Online marketing managers put a lot of trust and faith in those who make it possible to do business online. Without web applications, there would be nothing online to market save for the plethora of awful affiliate marketing scams that clog the Interwebs these days. Many marketing campaigns start off with grandiose promises of instant wealth which often fail. Why? Because sometimes web app developers tell little white lies that online marketing managers blindly trust. What are these lies?
Lie #1- I Don't Know Anything About Marketing
Perhaps the biggest lie told by web app developers is that they tell marketing managers that they don’t know anything about marketing. While this may be true on the face of it, developers often think that marketing isn’t that hard, certainly not any more difficult than the complex work they are doing.
Since developers design and implement their apps to reach a certain audience, they think marketing is something they can just “build in” to their app and they tell marketing managers that all the promotion functions they need are built right in. But how would they know?
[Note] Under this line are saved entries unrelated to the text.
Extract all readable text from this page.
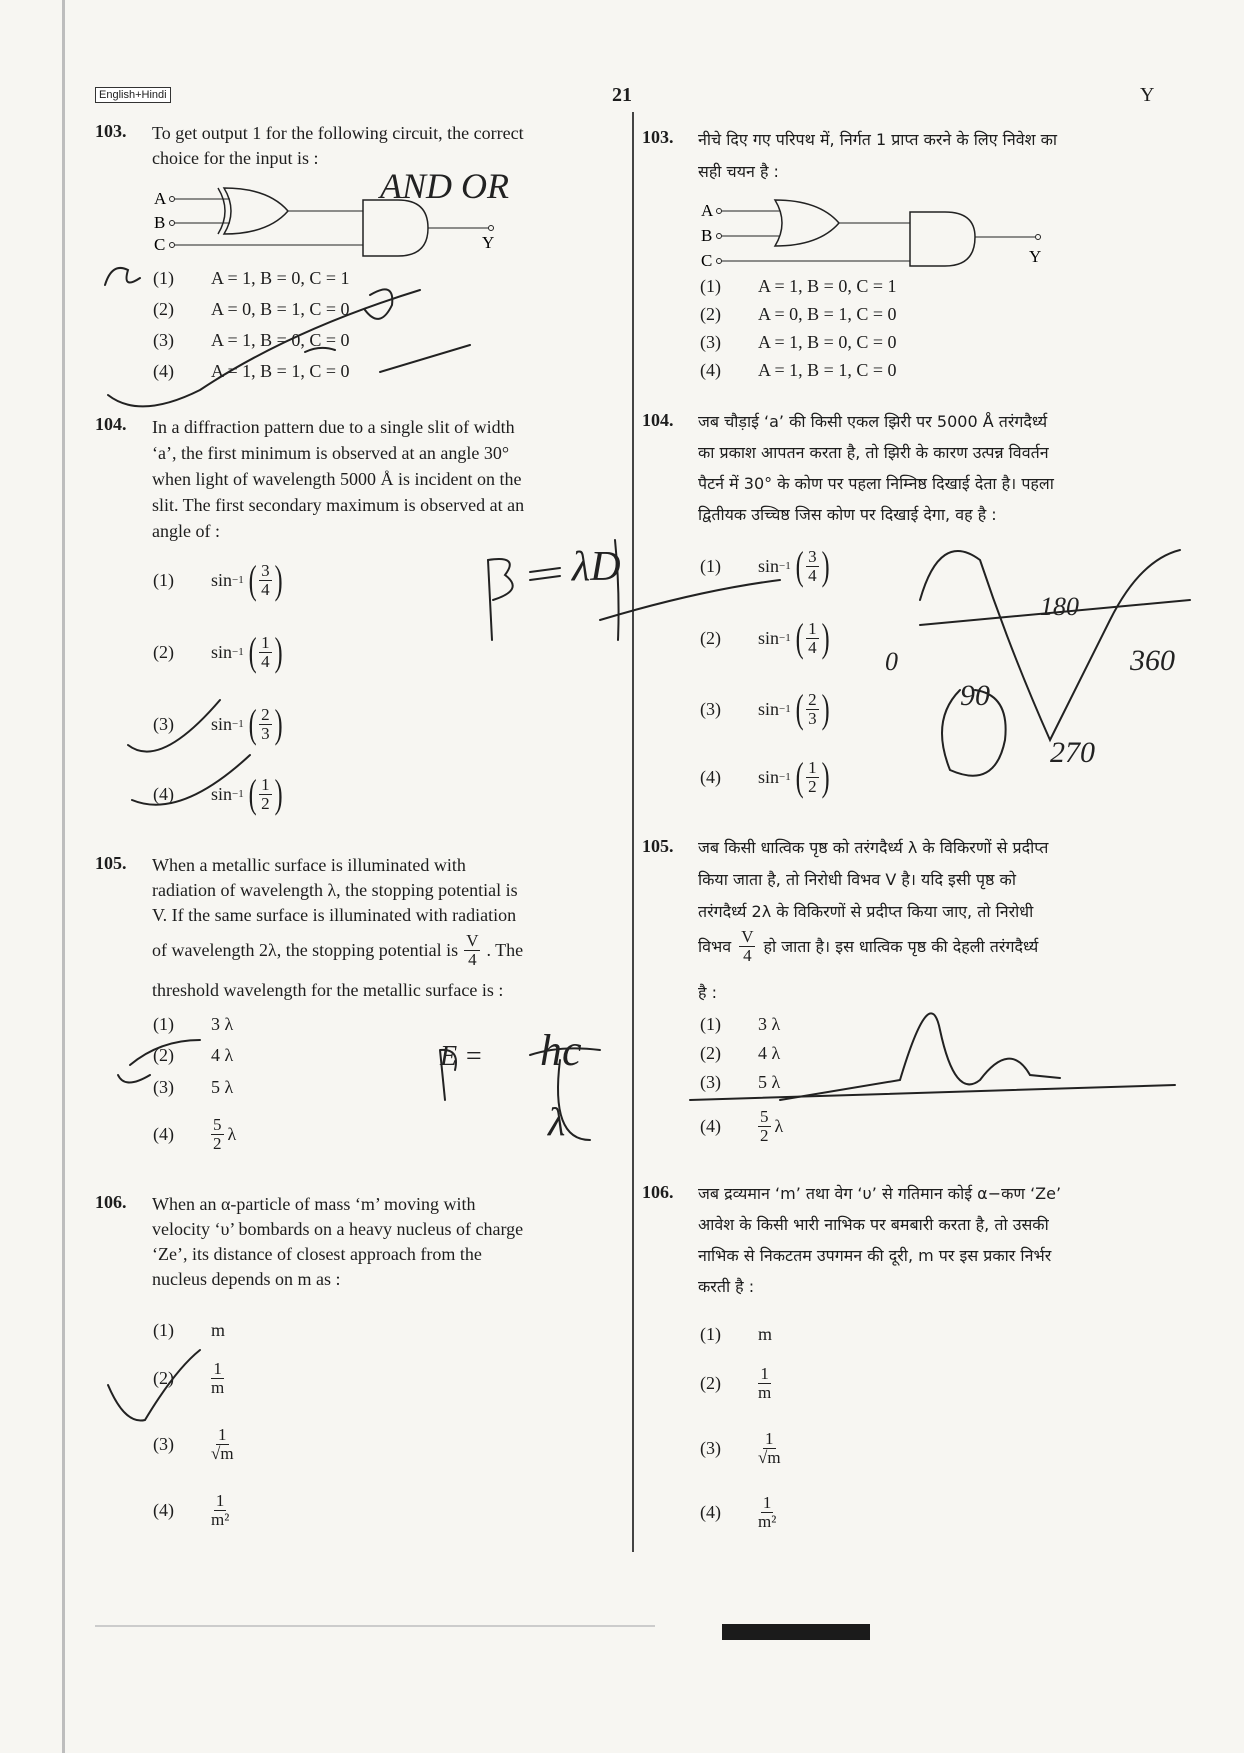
English+Hindi	21	Y
103. To get output 1 for the following circuit, the correct
choice for the input is :
A
B
C	Y
(1)	A = 1, B = 0, C = 1
(2)	A = 0, B = 1, C = 0
(3)	A = 1, B = 0, C = 0
(4)	A = 1, B = 1, C = 0
104. In a diffraction pattern due to a single slit of width
‘a’, the first minimum is observed at an angle 30°
when light of wavelength 5000 Å is incident on the
slit. The first secondary maximum is observed at an
angle of :
(1)	sin −1 ( $\frac{3}{4}$ )
(2)	sin −1 ( $\frac{1}{4}$ )
(3)	sin −1 ( $\frac{2}{3}$ )
(4)	sin −1 ( $\frac{1}{2}$ )
105. When a metallic surface is illuminated with
radiation of wavelength λ, the stopping potential is
V. If the same surface is illuminated with radiation
of wavelength 2λ, the stopping potential is $\frac{V}{4}$ . The
threshold wavelength for the metallic surface is :
(1)	3 λ
(2)	4 λ
(3)	5 λ
(4)	$\frac{5}{2}$ λ
106. When an α-particle of mass ‘m’ moving with
velocity ‘υ’ bombards on a heavy nucleus of charge
‘Ze’, its distance of closest approach from the
nucleus depends on m as :
(1)	m
(2)	$\frac{1}{m}$
(3)	$\frac{1}{√m}$
(4)	$\frac{1}{\text{m²}}$
103. नीचे दिए गए परिपथ में, निर्गत 1 प्राप्त करने के लिए निवेश का
सही चयन है :
A
B
C	Y
(1)	A = 1, B = 0, C = 1
(2)	A = 0, B = 1, C = 0
(3)	A = 1, B = 0, C = 0
(4)	A = 1, B = 1, C = 0
104. जब चौड़ाई ‘a’ की किसी एकल झिरी पर 5000 Å तरंगदैर्ध्य
का प्रकाश आपतन करता है, तो झिरी के कारण उत्पन्न विवर्तन
पैटर्न में 30° के कोण पर पहला निम्निष्ठ दिखाई देता है। पहला
द्वितीयक उच्चिष्ठ जिस कोण पर दिखाई देगा, वह है :
(1)	sin −1 ( $\frac{3}{4}$ )
(2)	sin −1 ( $\frac{1}{4}$ )
(3)	sin −1 ( $\frac{2}{3}$ )
(4)	sin −1 ( $\frac{1}{2}$ )
105. जब किसी धात्विक पृष्ठ को तरंगदैर्ध्य λ के विकिरणों से प्रदीप्त
किया जाता है, तो निरोधी विभव V है। यदि इसी पृष्ठ को
तरंगदैर्ध्य 2λ के विकिरणों से प्रदीप्त किया जाए, तो निरोधी
विभव $\frac{V}{4}$ हो जाता है। इस धात्विक पृष्ठ की देहली तरंगदैर्ध्य
है :
(1)	3 λ
(2)	4 λ
(3)	5 λ
(4)	$\frac{5}{2}$ λ
106. जब द्रव्यमान ‘m’ तथा वेग ‘υ’ से गतिमान कोई α−कण ‘Ze’
आवेश के किसी भारी नाभिक पर बमबारी करता है, तो उसकी
नाभिक से निकटतम उपगमन की दूरी, m पर इस प्रकार निर्भर
करती है :
(1)	m
(2)	$\frac{1}{m}$
(3)	$\frac{1}{√m}$
(4)	$\frac{1}{\text{m²}}$
AND OR
λD
180
90
360
270
0
E = hc
λ
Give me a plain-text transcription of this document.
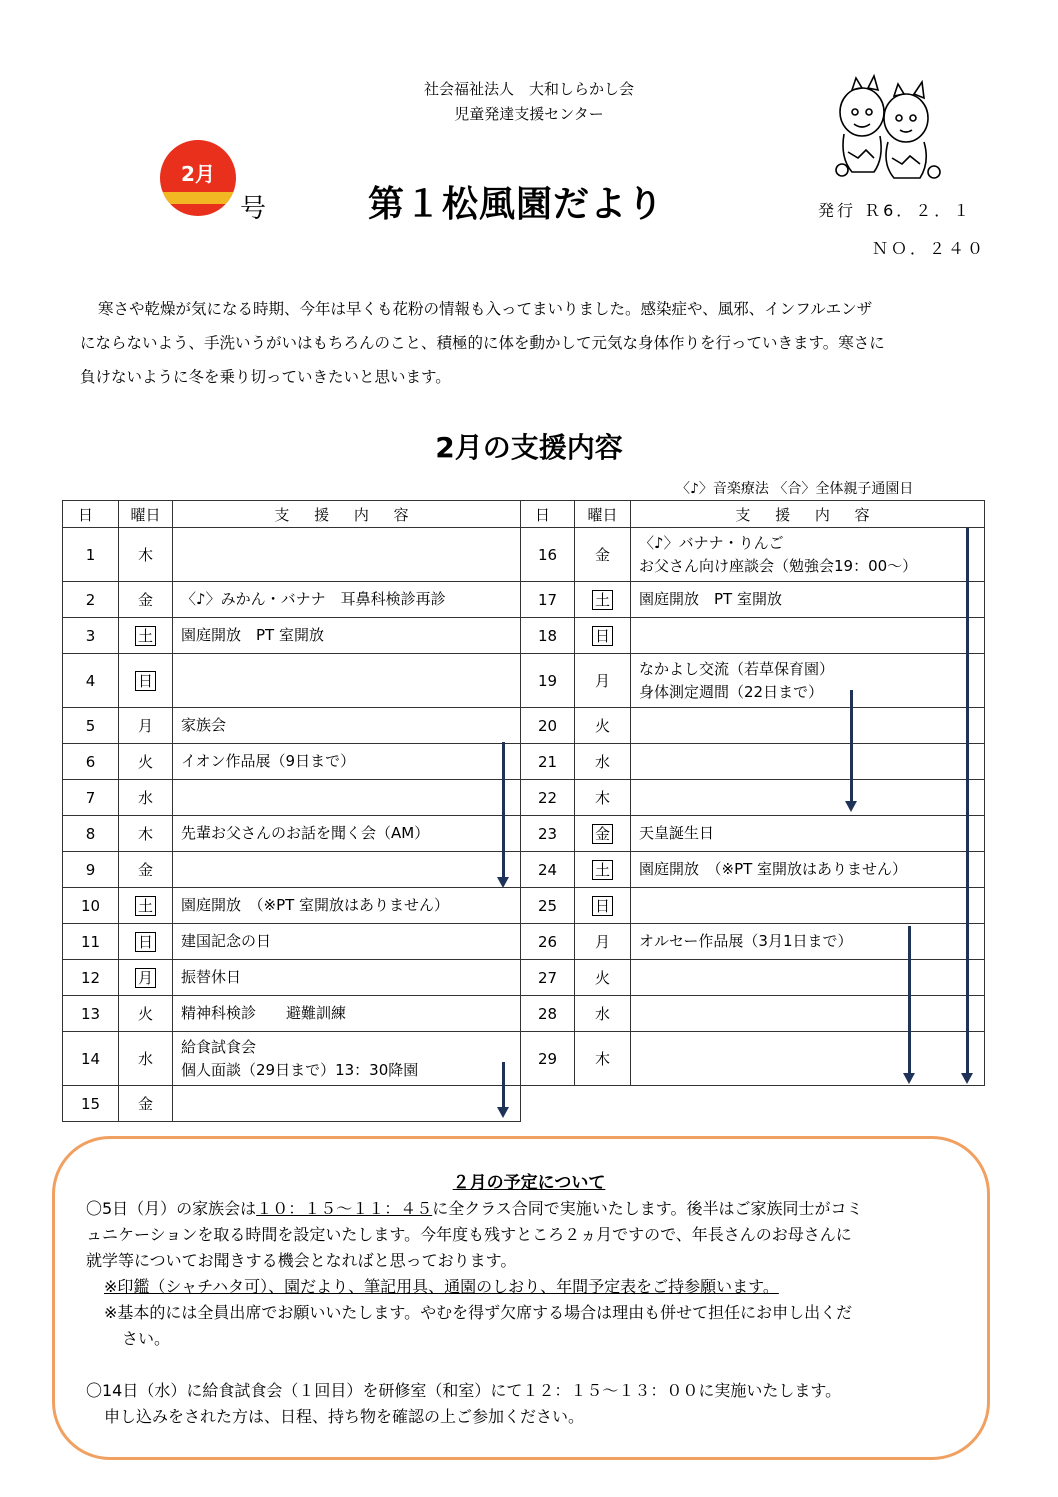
社会福祉法人　大和しらかし会
児童発達支援センター
2月
号	第１松風園だより	発行 Ｒ6．２．１
ＮＯ．２４０

寒さや乾燥が気になる時期、今年は早くも花粉の情報も入ってまいりました。感染症や、風邪、インフルエンザ

にならないよう、手洗いうがいはもちろんのこと、積極的に体を動かして元気な身体作りを行っていきます。寒さに

負けないように冬を乗り切っていきたいと思います。

2月の支援内容
〈♪〉音楽療法 〈合〉全体親子通園日
日	曜日	支 援 内 容
1	木	

2	金	〈♪〉みかん・バナナ　耳鼻科検診再診

3	土	園庭開放　PT 室開放

4	日	

5	月	家族会

6	火	イオン作品展（9日まで）

7	水	

8	木	先輩お父さんのお話を聞く会（AM）

9	金	

10	土	園庭開放　（※PT 室開放はありません）

11	日	建国記念の日

12	月	振替休日

13	火	精神科検診　　避難訓練

14	水	給食試食会
個人面談（29日まで）13：30降園

15	金	
日	曜日	支 援 内 容
16	金	〈♪〉バナナ・りんご
お父さん向け座談会（勉強会19：00～）

17	土	園庭開放　PT 室開放

18	日	

19	月	なかよし交流（若草保育園）
身体測定週間（22日まで）

20	火	

21	水	

22	木	

23	金	天皇誕生日

24	土	園庭開放　（※PT 室開放はありません）

25	日	

26	月	オルセー作品展（3月1日まで）

27	火	

28	水	

29	木	
２月の予定について

〇5日（月）の家族会は１０：１５～１１：４５に全クラス合同で実施いたします。後半はご家族同士がコミ

ュニケーションを取る時間を設定いたします。今年度も残すところ２ヵ月ですので、年長さんのお母さんに

就学等についてお聞きする機会となればと思っております。

※印鑑（シャチハタ可）、園だより、筆記用具、通園のしおり、年間予定表をご持参願います。

※基本的には全員出席でお願いいたします。やむを得ず欠席する場合は理由も併せて担任にお申し出くだ

さい。

〇14日（水）に給食試食会（１回目）を研修室（和室）にて１２：１５～１３：００に実施いたします。

申し込みをされた方は、日程、持ち物を確認の上ご参加ください。
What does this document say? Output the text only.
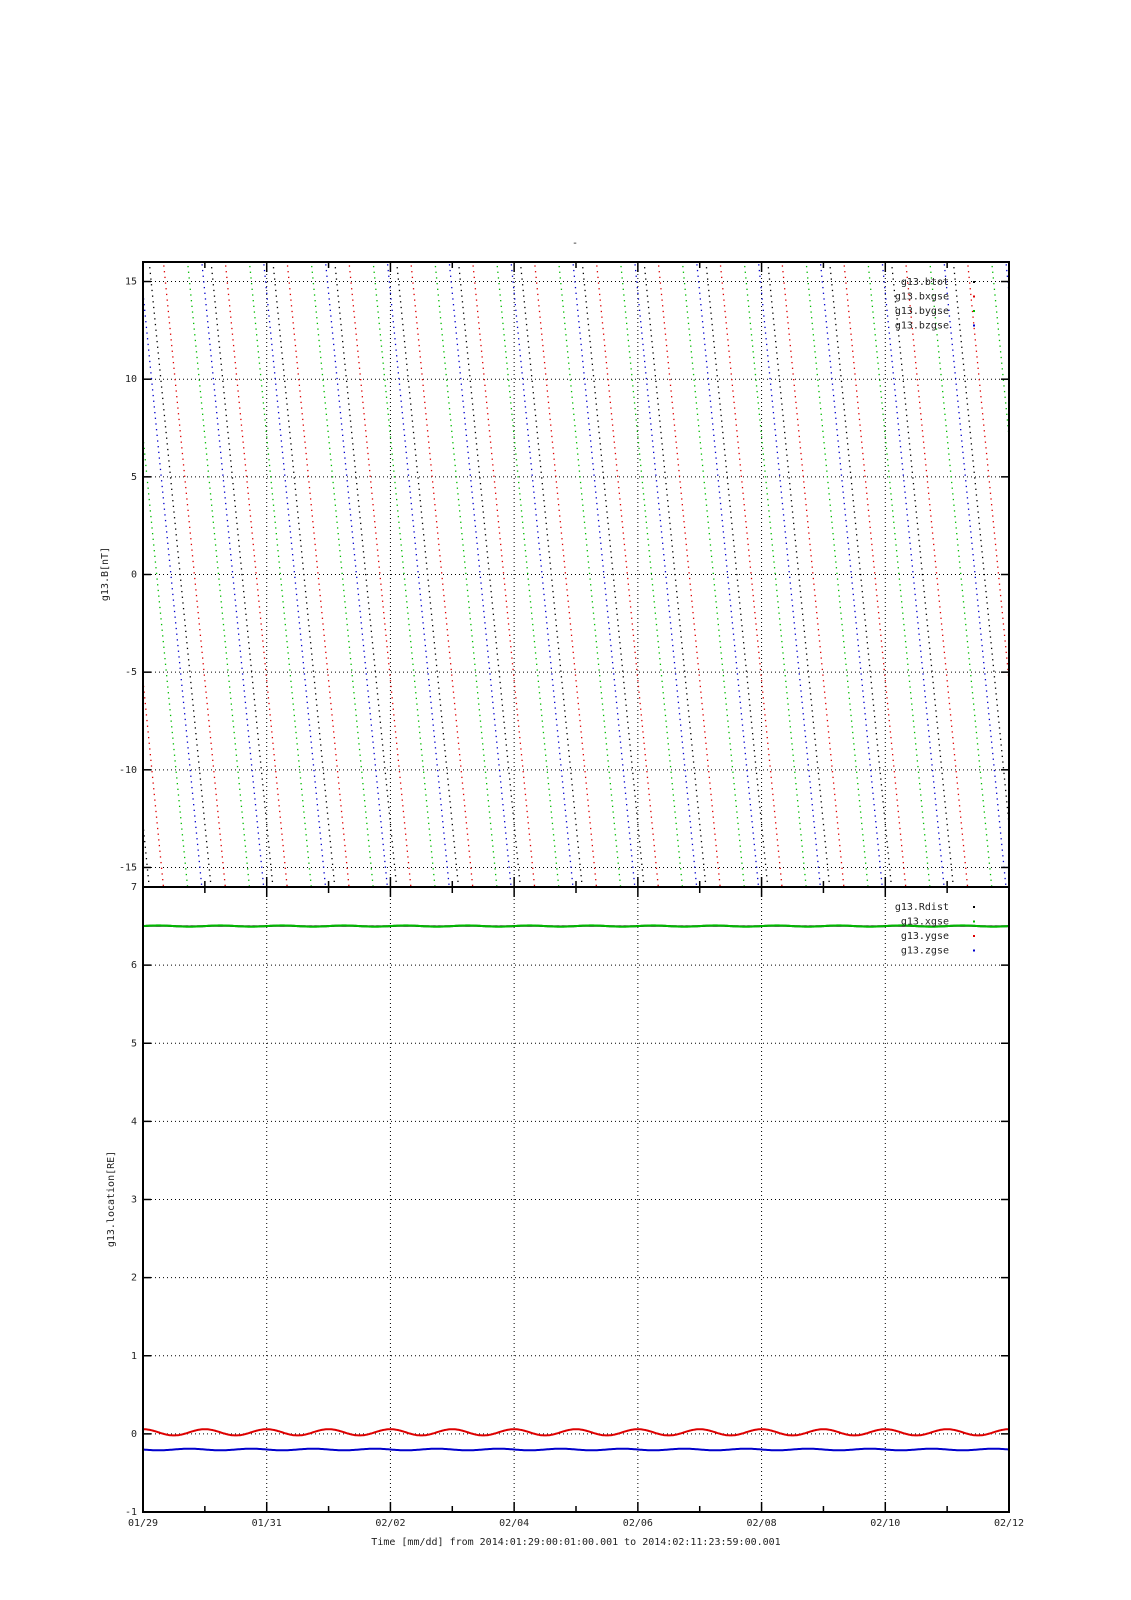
-
15
10
5
0
-5
-10
-15
g13.B[nT]
g13.btot
g13.bxgse
g13.bygse
g13.bzgse
7
6
5
4
3
2
1
0
-1
01/29	01/31	02/02	02/04	02/06	02/08	02/10	02/12
g13.location[RE]
g13.Rdist
g13.xgse
g13.ygse
g13.zgse
Time [mm/dd] from 2014:01:29:00:01:00.001 to 2014:02:11:23:59:00.001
Lie #2 – It's Easier to Start From Scratch
When marketing comes up with the next big idea for their online strategy, they want it implemented quickly and as cheap as possible. To make this happen, a web app developer will sometimes tell marketing that it will be easier to start from scratch rather than try and retrofit new features in an existing web app. It might be quicker but it is rarely cheaper.
This lie is merely a façade to mask the fact that the current app wasn’t written in a way that is easily extendable and the developer doesn’t want management to know about it. Instead, the developer will say that if they build it from scratch, it will use the latest technology so future changes will be much easier. However this is usually just an excuse to play with the latest and greatest development tools.
Lie #3 – Features for No Reason
When a marketing manager asks why there are certain features in their new product that weren’t on the feature list, a developer tells an innocent lie that since our competition has it, so must we. I’m just looking out for you guys long-term he says.
What he really means is that he can’t understand why marketing didn’t come up with these extra features during their competitive research. Because he is smarter than a marketing manager, he feels the need to right this wrong and put in the features anyway.
Lie #4 – The App Will Handle Huge Traffic
Every online marketing campaign has one goal in mind: drive traffic to the website and once they are there, funnel them down the desired path and make them into a customer. A successful campaign can tax even the most scalable infrastructure so designing an app to hold up is paramount.
Asking a developer if their app will handle the predicted traffic spike is like asking your wife if the pants she is wearing make her butt look big. Of course you are going to say no, else reap the wrath. And so it is true for a developer. He will say of course my app will hold up. I spent a lot of time designing it for just that reason. Chances are that little consideration was given to how scalable the app really is.
Lie #5 – My App Works in Every Browser
Online marketing managers want to reach the widest audience possible and therefore their web application must be compatible with the broadest range of web browsers that is feasible. The look, feel and speed should be the same for every user experience regardless of browser version.
When asked by marketing what browsers are supported, often a web developer will respond by saying something like all those that matter. This is a catch-all lie that really means they don’t really know since they haven’t tested on all browsers. Every developer has their favorite browser and is biased toward its capabilities. As such, it is the version that is recommended and others are merely broken.
Lie #6 – We Don't Need Documentation
Before going live with a website, online marketing managers should be trained on the web apps they intend to promote so they have an inkling of what their customers will see. Usually with a training guide or basic documentation will suffice but often it never gets written.
Documentation is the bane of all web developers. They hate doing it and think it’s a waste of time. They will say that the code is well documented and that if anyone needs to know how something works, they will show you how. In reality, no documentation exists, especially a training guide. While not typically a developer’s job, training docs can only be written effectively if a developer works with marketing from the beginning.
While developers tell little white lies typically to justify the presence of a bug or the absence of some feature or function, they are likely not being malicious or intentionally deceiving. They are probably just framing the lie to online marketing managers so they gain their confidence. As with any lie, white or otherwise, they always comes back to haunt you. But in this case it’s the customer that eventually suffers.